Tuesday Night Fun Cooking! (on Wednesday): bagels and stuff

If you love locally grown food, July is the best time to be in southern Wisconsin. Everything is so abundant and delicious (except in my own garden, but my personal gardening issues are a topic for another post). I'm happy to feast on cucumbers and kale and beet salad any and every night.

I'll be honest, it's been a bit of a struggle to maintain the weekly cooking gig with my kids this summer. Our routine was disrupted with that big trip last month, and I'm embarking on a road trip with them to New England next week. Whether I'm very brave and adventurous or very foolish remains to be seen. In any case, the last few weeks have been rather blissfully unstructured, but all the free time makes it difficult to enforce the few responsibilities they do have, like piano practice and helping out with dinner prep.

In fact, I was afraid today would be a fight to get Daniel and Anya to help. We were all kind of tired and unmotivated, but I decided to start early and take it slow and only have them participate in one thing: bagels!

We mixed up the bagel dough early in the afternoon:

Always start by reading the recipe.

Measure and dump.
We started the dough in the mixer, but it honestly works better by hand, so I removed the bowl so we could finish kneading by hand. I've taught Daniel and Anya how to make bread dough before, but it had been a while and they both needed a brief reminder.

Their personalities really show through in this step. Anya is so tentative she barely worked the flour in...

...while Daniel sat on the floor and kneaded with exuberance!

After an hour or so of letting the dough rise, then came the fun part. After dividing the dough into balls and letting it rest for a few minutes, you press holes in the middle.

This is how you get holes in the bagels. It's very scientific.

Then you get some water boiling and boil the bagels two at a time for about a minute before baking them.

I had them take turns dropping the dough into the water and timing each for a minute. 

There was a lot more to dinner than just the bagels, actually. I should have had them help with everything else, but I didn't want to push it. Sure, I spent most of the afternoon in the kitchen, but I was kind of in the zone and didn't mind. Plus, we have lots of bagels left for tomorrow!

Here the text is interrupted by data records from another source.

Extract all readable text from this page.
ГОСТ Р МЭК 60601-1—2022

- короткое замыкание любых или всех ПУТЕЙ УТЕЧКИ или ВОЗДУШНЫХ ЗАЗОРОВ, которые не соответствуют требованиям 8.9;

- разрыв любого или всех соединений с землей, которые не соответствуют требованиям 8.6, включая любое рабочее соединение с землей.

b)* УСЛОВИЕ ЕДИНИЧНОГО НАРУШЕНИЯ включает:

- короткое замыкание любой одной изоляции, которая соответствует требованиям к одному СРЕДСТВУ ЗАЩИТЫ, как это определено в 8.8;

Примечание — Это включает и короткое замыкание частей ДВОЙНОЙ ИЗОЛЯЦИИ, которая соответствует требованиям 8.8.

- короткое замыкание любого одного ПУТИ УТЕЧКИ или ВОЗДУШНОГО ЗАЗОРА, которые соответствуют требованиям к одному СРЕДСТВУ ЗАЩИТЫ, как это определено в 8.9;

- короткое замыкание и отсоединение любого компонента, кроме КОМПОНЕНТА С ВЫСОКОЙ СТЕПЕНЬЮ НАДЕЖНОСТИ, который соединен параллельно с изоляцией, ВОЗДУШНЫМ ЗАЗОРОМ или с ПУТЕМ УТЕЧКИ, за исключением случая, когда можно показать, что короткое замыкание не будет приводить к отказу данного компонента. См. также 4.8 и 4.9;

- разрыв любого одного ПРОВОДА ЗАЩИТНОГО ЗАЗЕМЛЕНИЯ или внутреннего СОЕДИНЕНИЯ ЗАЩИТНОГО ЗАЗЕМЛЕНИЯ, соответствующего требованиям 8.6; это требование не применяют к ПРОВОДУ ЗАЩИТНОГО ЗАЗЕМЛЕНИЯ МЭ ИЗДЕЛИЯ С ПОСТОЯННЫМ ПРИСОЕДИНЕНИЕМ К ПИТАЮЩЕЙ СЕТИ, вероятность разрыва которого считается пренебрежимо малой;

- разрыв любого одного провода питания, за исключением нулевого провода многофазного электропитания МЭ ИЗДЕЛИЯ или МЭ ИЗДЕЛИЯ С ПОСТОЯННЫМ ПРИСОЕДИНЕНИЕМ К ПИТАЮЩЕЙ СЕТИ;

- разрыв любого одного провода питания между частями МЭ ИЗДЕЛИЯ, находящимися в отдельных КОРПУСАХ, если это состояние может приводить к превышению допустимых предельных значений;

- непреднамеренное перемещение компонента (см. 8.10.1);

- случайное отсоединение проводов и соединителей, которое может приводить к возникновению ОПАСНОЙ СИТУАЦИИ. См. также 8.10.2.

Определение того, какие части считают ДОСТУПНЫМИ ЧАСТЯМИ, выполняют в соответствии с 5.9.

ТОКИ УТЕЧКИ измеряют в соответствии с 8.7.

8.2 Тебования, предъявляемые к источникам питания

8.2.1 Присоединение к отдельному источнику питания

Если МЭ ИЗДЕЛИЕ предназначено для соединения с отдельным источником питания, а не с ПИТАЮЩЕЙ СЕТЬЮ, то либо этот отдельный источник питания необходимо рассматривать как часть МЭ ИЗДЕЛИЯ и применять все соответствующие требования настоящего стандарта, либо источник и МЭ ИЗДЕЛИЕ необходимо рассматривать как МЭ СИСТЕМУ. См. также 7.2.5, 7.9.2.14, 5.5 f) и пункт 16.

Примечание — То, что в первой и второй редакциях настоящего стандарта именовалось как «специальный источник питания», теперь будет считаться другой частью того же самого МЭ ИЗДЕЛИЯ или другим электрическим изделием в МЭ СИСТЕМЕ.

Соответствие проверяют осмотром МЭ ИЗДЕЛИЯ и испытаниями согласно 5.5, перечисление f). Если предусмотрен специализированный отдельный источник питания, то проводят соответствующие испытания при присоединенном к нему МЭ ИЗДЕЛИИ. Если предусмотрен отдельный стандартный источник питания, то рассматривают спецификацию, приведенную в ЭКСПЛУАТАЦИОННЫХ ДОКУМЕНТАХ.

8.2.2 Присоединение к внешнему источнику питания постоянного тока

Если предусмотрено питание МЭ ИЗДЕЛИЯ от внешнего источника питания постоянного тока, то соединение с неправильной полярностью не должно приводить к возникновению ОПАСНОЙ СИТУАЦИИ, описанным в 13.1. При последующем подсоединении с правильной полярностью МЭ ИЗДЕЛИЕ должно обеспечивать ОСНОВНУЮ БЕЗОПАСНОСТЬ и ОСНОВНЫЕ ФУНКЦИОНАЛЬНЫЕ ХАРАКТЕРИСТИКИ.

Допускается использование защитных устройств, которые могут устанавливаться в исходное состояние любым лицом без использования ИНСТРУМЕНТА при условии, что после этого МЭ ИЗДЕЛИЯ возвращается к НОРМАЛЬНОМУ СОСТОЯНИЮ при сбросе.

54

Pan-roasted salmon fillet, raw kale salad, gazpacho, BAGEL with cream cheese and fresh pesto. Every single vegetable and herb is locally grown. Did I mention I love southern Wisconsin this time of year?
Fresh bagels:
This recipe is from my cousin Liz. I've altered it just slightly because well, I always do that.

  • 3.5-4 cups flour (I use one cup whole wheat or a whole grain mix)
  • 2 T. yeast
  • 3 T. sugar
  • 1 T. salt
  • 1.5 cups hot water
  1. Mix 3 cups of the flour and the rest of the dry ingredients. 
  2. Add the hot water and stir into a dough, adding the remaining flour as necessary to make a nice smooth dough ball.
  3. Let the dough rise until about double (about an hour).
  4. Divide dough into 10-12 equal pieces and roll into balls.
  5. Let the balls rest about 15 minutes before pressing each one gently with the palm of your hand to flatten and poke holes in the middle with your thumb.
  6. Fill a saucepan about 2/3 full of water and add a bit of sugar (1 T. or so), then bring to a boil.
  7. Boil the bagels in groups of 2-3 for one minute, flipping once. Drain each one lightly on a towel.
  8. Bake at 400 for 20-25 minutes or until golden on top, flipping over once in the oven.